En lo que se refiere a los medios para poder llevar a cabo a esto, pues es de notar que existe toda una estructura de consultoría y asesoría al respecto, integrada por una diversidad de despachos y firmas que promocionan sus servicios de creación y gestoría de empresas en los paraísos fiscales, a través del Internet, pero también en revistas y periódicos de gran prestigio, como The Wall Street Journal o The Financial Times, donde ofrecen la creación de una empresa en un paraíso fiscal por cantidades bastante accesibles, pero además también ofrecen el servicio de “prestanombres” o “testaferros” para los accionistas y consejeros de la empresa, y así cubrir la identidad del verdadero propietario.

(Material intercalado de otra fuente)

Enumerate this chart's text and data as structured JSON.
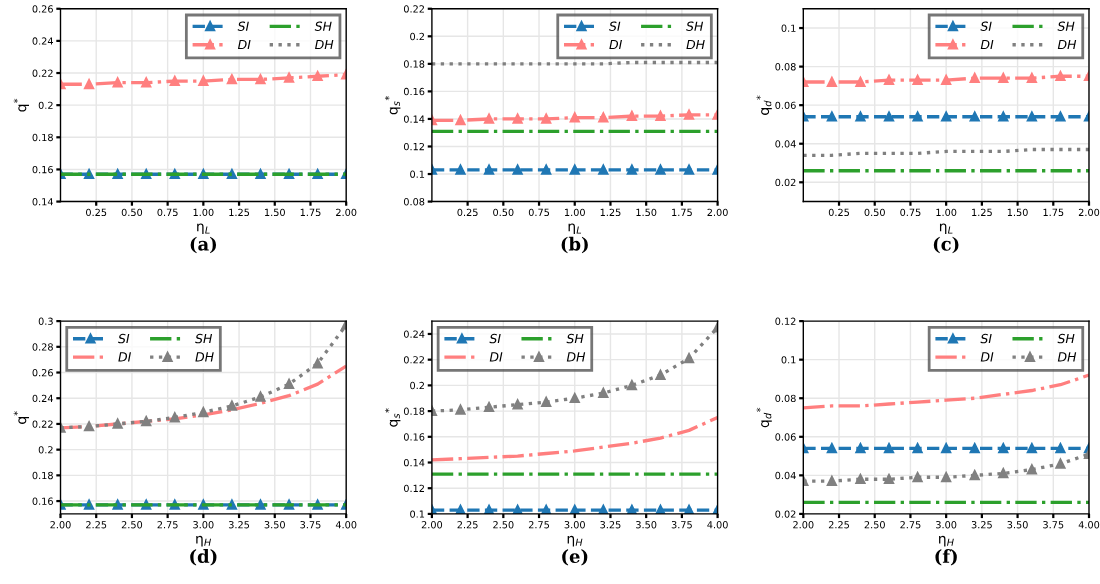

Por una cantidad adicional ofrecen asistencia para abrir cuentas bancarias y facilitan la firma de terceras personas para que los movimientos bancarios queden registrados a su nombre, así como también se facilita al cliente toda la documentación relacionada con la constitución de la empresa, tales como certificados de acciones, acta constitutiva, sellos, etc.

Algunos mas ofrecen tarjetas de crédito que no dejan rastro, e incluso y bajo el argumento de protegerse contra secuestradores y terroristas, hasta ofrecen pasaportes de camuflaje y hacer desaparecer el nombre de la persona de todas las computadoras y bases de datos.

Según un informe del año 2007, los paraísos fiscales preferidos para realizar operaciones son las Islas Caimán, Panamá, Islas Vírgenes y Bermudas, señalándose que cerca del 80% del dinero que opera en los paraísos fiscales son inversiones bancarias o de servicios financieros, de cuenta a cuenta, y en sociedades de cartera, es decir, en holdings.

Por lo que de acuerdo a lo anteriormente citado, hay quienes clasifican a los paraísos fiscales en función al tipo de personas (físicas o jurídicas) para quienes resultan más atractivos debido a sus ventajas financieras y fiscales. Por lo que los clasifican de la siguiente manera:

1.- Paraísos fiscales que pretenden atraer personas físicas, tales como Andorra, Campione o Mónaco.

2.- Paraísos fiscales interesados en atraer personas jurídicas, es decir, empresas, tales como Países Bajos, la isla de Jersey, Liechtenstein o Nauru.

3.- Paraísos fiscales mixtos, es decir, aquellos interesados tanto en las personas físicas como en las empresas, tales como las Bahamas o las Islas Caimán.

Más sin embargo, sin importar que tipo de personas atraigan en mayor cantidad, todos estos territorios o países cumplen con alguna o todas las características que identifican a este tipo de territorios:

1.- Confidencialidad, secreto y anonimato respecto a la información de los dueños de las empresas, titulares de cuentas bancarias, etc.

2.- Estabilidad política. Nadie está dispuesto a inmovilizar gran parte de su fortuna en un país asolado por los golpes de Estado.

3.- Divisa fuerte. Nadie deposita gran parte de su riqueza en una divisa de la que se pueden esperar devaluaciones significativas.

4.- Existencia de regímenes fiscales distintos para nacionales y residentes extranjeros.

5.- Buena red de comunicaciones: carreteras, aeropuerto, puerto naval (si es posible). En muchos casos se trata de lugares turísticos, de forma que el inversor extranjero aprovecha momentos de vacación para realizar gestiones, depositar dinero, etc.

6.- Suficiente infraestructura jurídica, contable y fiscal, con un buen número de asesores, consultores, abogados, etc.

Es claro y evidente que las ventajas ofrecidas por un paraíso fiscal pueden ser aprovechadas por personas con fines distintos, entre ellos, por supuesto, el de evadir impuestos y/o ocultar ganancias de actividades ilícitas, pero también es posible se aprovechen con fines legítimos, de seguridad personal y de protección y transmisión patrimonial.